Fang Zhenyu, Ren Jinchang, MacLellan Calum, Li Huihui, Zhao Huimin, Hussain Amir, Fortino Giancarlo
School of Computer SciencesGuangdong Polytechnic Normal University Guangzhou 510065 China.
School of Computer Software and MicroelectronicsNorthwestern Polytechnical University Xi'an 710072 China.
IEEE Trans Mol Biol Multiscale Commun. 2021 Jul 26;8(1):17-27. doi: 10.1109/TMBMC.2021.3099367. eCollection 2022 Mar.

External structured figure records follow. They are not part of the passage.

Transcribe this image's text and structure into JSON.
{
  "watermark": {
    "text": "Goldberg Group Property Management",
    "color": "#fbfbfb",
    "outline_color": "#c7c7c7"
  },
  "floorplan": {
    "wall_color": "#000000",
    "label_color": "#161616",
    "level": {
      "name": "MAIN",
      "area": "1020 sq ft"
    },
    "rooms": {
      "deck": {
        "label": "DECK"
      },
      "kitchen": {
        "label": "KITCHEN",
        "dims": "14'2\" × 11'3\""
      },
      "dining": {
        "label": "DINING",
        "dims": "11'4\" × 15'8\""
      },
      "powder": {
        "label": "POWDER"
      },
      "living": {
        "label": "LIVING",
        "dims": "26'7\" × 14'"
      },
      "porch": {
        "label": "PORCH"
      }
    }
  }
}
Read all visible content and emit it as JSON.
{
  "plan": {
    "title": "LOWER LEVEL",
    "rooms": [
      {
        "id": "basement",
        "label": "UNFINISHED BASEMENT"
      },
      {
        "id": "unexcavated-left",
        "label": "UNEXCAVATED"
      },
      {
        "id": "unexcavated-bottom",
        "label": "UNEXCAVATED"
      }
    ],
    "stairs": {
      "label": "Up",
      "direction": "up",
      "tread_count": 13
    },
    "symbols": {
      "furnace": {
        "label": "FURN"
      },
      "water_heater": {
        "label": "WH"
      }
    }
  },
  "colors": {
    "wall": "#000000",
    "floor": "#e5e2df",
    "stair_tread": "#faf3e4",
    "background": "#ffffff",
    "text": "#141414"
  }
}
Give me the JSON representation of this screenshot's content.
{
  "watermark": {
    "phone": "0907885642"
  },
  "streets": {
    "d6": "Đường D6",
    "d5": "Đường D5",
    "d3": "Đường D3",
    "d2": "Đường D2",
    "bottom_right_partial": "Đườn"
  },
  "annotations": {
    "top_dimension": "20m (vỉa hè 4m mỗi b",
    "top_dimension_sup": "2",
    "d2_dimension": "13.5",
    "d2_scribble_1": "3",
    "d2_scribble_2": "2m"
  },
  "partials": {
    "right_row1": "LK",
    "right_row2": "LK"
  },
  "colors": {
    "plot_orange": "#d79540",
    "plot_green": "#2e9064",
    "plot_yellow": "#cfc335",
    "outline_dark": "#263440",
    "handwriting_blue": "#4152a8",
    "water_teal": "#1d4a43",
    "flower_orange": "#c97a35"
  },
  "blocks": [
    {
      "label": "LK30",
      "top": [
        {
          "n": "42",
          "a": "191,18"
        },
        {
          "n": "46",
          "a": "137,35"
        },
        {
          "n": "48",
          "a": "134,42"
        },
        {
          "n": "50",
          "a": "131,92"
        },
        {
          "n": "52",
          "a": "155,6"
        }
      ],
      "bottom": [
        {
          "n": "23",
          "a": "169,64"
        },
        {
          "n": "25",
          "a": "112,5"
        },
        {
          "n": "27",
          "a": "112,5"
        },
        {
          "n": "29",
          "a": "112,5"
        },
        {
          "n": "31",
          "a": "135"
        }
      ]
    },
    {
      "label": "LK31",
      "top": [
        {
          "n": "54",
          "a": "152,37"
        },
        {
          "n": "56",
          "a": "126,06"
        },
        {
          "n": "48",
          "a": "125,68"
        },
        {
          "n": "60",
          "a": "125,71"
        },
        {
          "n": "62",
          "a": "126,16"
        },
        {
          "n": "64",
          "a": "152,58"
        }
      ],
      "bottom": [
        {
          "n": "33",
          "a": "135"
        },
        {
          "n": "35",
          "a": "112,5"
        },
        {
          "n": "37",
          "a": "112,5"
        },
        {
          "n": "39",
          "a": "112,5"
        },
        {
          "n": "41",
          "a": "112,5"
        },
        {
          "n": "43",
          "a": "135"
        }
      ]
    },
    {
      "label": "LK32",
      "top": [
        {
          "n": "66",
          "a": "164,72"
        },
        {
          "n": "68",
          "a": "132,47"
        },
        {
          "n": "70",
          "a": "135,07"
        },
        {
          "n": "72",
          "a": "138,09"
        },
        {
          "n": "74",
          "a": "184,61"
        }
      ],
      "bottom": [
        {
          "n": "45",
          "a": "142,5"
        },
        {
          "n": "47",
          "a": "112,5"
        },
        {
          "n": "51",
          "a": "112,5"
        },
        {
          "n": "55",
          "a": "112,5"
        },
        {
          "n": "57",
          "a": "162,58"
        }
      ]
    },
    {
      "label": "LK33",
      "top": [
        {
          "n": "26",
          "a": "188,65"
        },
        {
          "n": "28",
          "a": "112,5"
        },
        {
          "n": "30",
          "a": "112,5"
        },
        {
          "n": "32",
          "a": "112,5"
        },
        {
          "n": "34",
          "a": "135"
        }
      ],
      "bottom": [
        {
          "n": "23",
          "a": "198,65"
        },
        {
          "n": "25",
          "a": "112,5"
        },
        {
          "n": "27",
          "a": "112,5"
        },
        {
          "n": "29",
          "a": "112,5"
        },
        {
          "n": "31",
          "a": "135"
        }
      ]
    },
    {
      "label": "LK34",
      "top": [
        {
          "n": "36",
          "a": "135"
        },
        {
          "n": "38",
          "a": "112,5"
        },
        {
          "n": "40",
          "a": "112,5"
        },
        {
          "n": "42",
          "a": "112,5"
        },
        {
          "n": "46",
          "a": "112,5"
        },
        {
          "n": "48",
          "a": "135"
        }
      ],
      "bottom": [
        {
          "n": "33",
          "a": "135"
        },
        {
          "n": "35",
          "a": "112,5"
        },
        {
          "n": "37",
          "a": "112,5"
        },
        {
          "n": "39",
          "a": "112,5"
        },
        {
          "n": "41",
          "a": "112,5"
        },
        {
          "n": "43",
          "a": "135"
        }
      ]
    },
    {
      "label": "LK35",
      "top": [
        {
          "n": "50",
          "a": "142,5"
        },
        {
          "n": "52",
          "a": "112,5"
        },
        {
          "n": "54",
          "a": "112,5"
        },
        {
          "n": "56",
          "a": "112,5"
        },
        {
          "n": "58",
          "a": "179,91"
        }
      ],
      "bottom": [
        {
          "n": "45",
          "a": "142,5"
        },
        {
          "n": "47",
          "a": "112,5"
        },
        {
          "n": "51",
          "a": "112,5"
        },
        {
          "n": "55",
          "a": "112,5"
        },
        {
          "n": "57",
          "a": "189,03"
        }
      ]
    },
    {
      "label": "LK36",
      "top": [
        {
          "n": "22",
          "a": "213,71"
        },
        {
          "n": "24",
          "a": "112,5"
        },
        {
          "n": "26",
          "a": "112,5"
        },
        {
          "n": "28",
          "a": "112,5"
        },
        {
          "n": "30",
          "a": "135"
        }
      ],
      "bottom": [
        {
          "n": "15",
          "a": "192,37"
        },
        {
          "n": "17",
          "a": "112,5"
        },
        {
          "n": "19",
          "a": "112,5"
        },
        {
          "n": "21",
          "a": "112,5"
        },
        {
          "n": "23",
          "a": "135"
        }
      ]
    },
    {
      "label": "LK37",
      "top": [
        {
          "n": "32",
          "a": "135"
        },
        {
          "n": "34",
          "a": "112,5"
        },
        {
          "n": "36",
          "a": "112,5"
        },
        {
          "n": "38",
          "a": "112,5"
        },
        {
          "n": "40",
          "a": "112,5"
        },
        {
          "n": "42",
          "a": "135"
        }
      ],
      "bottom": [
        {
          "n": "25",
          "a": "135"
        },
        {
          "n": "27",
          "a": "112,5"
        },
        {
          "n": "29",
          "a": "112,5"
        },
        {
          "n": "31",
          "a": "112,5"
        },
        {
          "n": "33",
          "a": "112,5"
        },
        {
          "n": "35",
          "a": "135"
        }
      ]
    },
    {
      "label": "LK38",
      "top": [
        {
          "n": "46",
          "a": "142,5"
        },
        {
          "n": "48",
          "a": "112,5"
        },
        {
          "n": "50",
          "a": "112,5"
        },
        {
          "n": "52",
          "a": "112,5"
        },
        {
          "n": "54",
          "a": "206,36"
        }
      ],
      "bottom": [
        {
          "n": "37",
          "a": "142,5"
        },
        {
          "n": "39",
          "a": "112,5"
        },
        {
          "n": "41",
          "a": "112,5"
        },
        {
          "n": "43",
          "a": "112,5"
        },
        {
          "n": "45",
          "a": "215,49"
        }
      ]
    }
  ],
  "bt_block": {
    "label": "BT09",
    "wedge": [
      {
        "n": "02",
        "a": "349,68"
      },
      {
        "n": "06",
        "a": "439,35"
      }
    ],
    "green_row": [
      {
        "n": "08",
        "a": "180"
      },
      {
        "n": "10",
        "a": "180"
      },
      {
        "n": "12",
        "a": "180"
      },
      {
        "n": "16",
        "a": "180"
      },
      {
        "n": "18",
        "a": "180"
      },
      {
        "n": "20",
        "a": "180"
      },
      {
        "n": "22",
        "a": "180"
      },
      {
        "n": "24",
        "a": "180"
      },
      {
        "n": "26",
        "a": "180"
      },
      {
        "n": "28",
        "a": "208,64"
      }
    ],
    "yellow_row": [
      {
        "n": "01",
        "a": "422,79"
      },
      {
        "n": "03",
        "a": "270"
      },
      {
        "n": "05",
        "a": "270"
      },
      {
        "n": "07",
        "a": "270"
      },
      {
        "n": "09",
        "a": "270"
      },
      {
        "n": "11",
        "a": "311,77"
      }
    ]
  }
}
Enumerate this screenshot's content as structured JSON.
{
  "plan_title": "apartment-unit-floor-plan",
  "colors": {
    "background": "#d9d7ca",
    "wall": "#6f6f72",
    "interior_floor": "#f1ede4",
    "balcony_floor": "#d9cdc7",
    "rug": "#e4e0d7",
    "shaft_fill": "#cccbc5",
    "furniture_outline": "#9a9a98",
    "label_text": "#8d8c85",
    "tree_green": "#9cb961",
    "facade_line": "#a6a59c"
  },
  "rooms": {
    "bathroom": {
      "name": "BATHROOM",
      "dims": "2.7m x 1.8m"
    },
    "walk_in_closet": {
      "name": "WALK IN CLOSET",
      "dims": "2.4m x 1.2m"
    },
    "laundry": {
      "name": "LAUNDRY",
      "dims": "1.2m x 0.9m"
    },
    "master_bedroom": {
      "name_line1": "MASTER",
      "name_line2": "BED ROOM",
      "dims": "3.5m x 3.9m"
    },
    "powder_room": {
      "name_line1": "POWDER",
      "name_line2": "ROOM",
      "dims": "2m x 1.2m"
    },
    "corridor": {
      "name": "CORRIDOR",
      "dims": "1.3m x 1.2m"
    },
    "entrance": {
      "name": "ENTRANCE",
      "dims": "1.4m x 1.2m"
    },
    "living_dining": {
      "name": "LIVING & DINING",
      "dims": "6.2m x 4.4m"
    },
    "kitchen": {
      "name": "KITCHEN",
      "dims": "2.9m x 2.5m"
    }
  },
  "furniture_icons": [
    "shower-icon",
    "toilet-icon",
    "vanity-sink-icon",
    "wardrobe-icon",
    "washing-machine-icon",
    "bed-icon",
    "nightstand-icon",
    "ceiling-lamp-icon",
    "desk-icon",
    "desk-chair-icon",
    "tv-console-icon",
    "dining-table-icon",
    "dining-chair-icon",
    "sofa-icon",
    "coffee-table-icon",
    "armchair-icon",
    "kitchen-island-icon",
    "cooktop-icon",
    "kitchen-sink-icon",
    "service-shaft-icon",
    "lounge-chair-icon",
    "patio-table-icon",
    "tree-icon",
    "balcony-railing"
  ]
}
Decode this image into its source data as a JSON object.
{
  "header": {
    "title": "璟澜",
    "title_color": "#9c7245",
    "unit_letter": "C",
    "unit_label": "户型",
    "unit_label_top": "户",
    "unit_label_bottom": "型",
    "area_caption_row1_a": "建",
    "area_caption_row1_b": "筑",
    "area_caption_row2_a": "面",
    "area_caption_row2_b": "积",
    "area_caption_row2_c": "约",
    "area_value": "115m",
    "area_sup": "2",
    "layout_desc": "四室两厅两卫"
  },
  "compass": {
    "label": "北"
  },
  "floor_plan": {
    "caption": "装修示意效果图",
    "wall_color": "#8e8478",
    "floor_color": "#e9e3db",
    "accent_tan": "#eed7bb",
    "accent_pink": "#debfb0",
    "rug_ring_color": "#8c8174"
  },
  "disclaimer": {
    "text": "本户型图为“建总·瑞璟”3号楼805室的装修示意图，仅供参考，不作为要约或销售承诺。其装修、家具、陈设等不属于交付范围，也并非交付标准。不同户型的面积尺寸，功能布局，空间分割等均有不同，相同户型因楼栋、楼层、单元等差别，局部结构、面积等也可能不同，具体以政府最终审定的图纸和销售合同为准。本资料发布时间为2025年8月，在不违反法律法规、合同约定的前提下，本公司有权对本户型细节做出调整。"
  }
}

To suppress the spread of COVID-19, accurate diagnosis at an early stage is crucial, chest screening with radiography imaging plays an important role in addition to the real-time reverse transcriptase polymerase chain reaction (RT-PCR) swab test. Due to the limited data, existing models suffer from incapable feature extraction and poor network convergence and optimization. Accordingly, a multi-stage residual network, MSRCovXNet, is proposed for effective detection of COVID-19 from chest x-ray (CXR) images. As a shallow yet effective classifier with the ResNet-18 as the feature extractor, MSRCovXNet is optimized by fusing two proposed feature enhancement modules (FEM), i.e., low-level and high-level feature maps (LLFMs and HLFMs), which contain respectively more local information and rich semantic information, respectively. For effective fusion of these two features, a single-stage FEM (MSFEM) and a multi-stage FEM (MSFEM) are proposed to enhance the semantic feature representation of the LLFMs and the local feature representation of the HLFMs, respectively. Without ensembling other deep learning models, our MSRCovXNet has a precision of 98.9% and a recall of 94% in detection of COVID-19, which outperforms several state-of-the-art models. When evaluated on the COVIDGR dataset, an average accuracy of 82.2% is achieved, leading other methods by at least 1.2%.
为抑制新型冠状病毒肺炎(COVID-19)的传播,早期准确诊断至关重要,除实时逆转录聚合酶链反应(RT-PCR)拭子检测外,胸部X光成像筛查也发挥着重要作用。由于数据有限,现有模型存在特征提取能力不足、网络收敛和优化不佳的问题。因此,提出了一种多阶段残差网络MSRCovXNet,用于从胸部X光(CXR)图像中有效检测COVID-19。作为一个以ResNet-18为特征提取器的浅层但有效的分类器,MSRCovXNet通过融合两个提出的特征增强模块(FEM)进行优化,即低级和高级特征图(LLFM和HLFM),它们分别包含更多的局部信息和丰富的语义信息。为了有效融合这两个特征,分别提出了单阶段FEM(MSFEM)和多阶段FEM(MSFEM)来增强LLFM的语义特征表示和HLFM的局部特征表示。在不集成其他深度学习模型的情况下,我们的MSRCovXNet在检测COVID-19时的精度为98.9%,召回率为94%,优于几个先进模型。在COVIDGR数据集上进行评估时,平均准确率达到82.2%,领先其他方法至少1.2%。